Настоящий сюрприз поджидал меня, когда я как-то ночью приковылял к раскрытому окну глотнуть свежего воздуха. Небо, обычно затянутое плотной пеленой, неожиданно раскрылось. В разрыве облаков что-то неожиданно засияло таким ярким светом, что я невольно зажмурился. Снова открыв глаза, я увидел такую невероятную россыпь огней, словно в небе вырос огромный город. Я не сразу понял, что это всего лишь звезды. У меня на родине небо было тоже не беззвездным.

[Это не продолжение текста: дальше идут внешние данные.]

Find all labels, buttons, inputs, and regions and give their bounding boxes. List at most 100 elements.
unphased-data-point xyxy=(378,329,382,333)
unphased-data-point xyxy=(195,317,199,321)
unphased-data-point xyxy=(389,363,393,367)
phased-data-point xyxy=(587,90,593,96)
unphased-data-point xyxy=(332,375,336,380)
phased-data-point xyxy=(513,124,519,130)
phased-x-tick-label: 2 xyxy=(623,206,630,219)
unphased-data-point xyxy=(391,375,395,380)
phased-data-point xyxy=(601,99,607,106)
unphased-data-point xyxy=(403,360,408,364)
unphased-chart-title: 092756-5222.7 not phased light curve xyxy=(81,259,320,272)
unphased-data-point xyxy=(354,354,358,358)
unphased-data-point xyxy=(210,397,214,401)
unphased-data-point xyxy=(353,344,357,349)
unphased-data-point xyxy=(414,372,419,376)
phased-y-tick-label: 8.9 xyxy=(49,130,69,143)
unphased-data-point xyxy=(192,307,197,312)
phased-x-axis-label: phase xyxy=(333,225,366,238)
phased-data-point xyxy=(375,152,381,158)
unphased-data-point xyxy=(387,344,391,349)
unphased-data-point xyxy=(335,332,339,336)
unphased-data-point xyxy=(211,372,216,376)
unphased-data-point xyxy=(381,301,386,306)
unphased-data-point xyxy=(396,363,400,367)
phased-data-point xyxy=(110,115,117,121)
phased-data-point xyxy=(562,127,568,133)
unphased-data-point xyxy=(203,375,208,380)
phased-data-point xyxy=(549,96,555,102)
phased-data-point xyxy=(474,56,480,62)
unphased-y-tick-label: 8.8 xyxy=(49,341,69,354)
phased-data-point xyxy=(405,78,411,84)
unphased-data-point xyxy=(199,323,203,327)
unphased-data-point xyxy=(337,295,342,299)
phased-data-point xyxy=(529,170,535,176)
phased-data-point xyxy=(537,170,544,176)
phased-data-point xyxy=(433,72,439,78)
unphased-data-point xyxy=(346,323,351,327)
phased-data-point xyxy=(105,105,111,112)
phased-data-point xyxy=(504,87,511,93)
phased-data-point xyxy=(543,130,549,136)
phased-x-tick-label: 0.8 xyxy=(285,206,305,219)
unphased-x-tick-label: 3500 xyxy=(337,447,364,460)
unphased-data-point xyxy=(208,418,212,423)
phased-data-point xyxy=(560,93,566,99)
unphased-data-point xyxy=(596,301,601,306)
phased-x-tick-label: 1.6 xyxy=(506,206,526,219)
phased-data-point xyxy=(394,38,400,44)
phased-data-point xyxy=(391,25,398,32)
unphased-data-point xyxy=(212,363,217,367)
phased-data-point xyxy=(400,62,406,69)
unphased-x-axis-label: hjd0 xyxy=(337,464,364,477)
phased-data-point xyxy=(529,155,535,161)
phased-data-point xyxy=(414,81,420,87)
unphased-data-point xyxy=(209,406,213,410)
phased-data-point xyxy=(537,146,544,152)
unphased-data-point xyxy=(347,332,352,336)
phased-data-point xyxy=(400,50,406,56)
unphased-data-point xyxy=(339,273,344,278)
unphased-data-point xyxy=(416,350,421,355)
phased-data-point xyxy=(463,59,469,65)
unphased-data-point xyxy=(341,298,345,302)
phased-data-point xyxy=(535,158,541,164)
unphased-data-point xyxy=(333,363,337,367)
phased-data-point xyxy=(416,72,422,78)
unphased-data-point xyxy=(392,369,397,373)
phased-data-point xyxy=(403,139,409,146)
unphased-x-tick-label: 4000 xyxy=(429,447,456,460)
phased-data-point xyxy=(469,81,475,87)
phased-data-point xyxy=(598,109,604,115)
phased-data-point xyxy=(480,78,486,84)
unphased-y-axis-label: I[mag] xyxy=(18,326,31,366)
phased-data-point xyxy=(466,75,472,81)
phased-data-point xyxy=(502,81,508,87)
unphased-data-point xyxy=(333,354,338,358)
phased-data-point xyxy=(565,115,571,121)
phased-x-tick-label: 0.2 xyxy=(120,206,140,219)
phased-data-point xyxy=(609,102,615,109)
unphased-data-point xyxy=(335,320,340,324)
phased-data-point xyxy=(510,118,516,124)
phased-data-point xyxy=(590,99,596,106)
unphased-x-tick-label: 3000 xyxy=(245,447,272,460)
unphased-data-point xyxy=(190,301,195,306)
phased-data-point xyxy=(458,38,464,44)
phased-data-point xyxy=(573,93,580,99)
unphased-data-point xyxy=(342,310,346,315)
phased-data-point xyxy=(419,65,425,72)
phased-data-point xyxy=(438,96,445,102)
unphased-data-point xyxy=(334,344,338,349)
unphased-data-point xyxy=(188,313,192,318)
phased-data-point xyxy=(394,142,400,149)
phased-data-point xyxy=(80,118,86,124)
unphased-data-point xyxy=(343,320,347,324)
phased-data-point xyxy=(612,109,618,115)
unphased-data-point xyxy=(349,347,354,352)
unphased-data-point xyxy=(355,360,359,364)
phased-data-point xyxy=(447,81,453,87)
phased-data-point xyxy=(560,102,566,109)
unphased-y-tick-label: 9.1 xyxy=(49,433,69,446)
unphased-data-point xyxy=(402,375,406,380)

Но моя планета находилась на краю галактики, и бело-голубые точечки звезд были весьма скромным украшением нашего небосвода. Здесь все было совсем по-другому. Стало понятно и практически полное отсутствие ночной темноты, и странный, переливчатый, словно отливающий жемчугом цвет неба. Звезды, огромные, как мячики, и маленькие, будто булавочные головки, сияли яркими разноцветными огнями так низко, что, казалось, их можно достать рукой, только протяни...
Меня теперь звали Ша Гранг. Калтор Ша Гранг иррисант Каррох. То есть в доступном варианте — майор де Гранг из рода Каррох. Был я, оказывается, отпрыском весьма почтенной семьи, отдавшей восемнадцать поколений Императорскому Флоту. Правда, за многочисленные грехи я стал в некотором роде изгоем, так как по своей воле ушел из Флота в только что создающиеся десантные части авиации и вообще нашалил целый короб.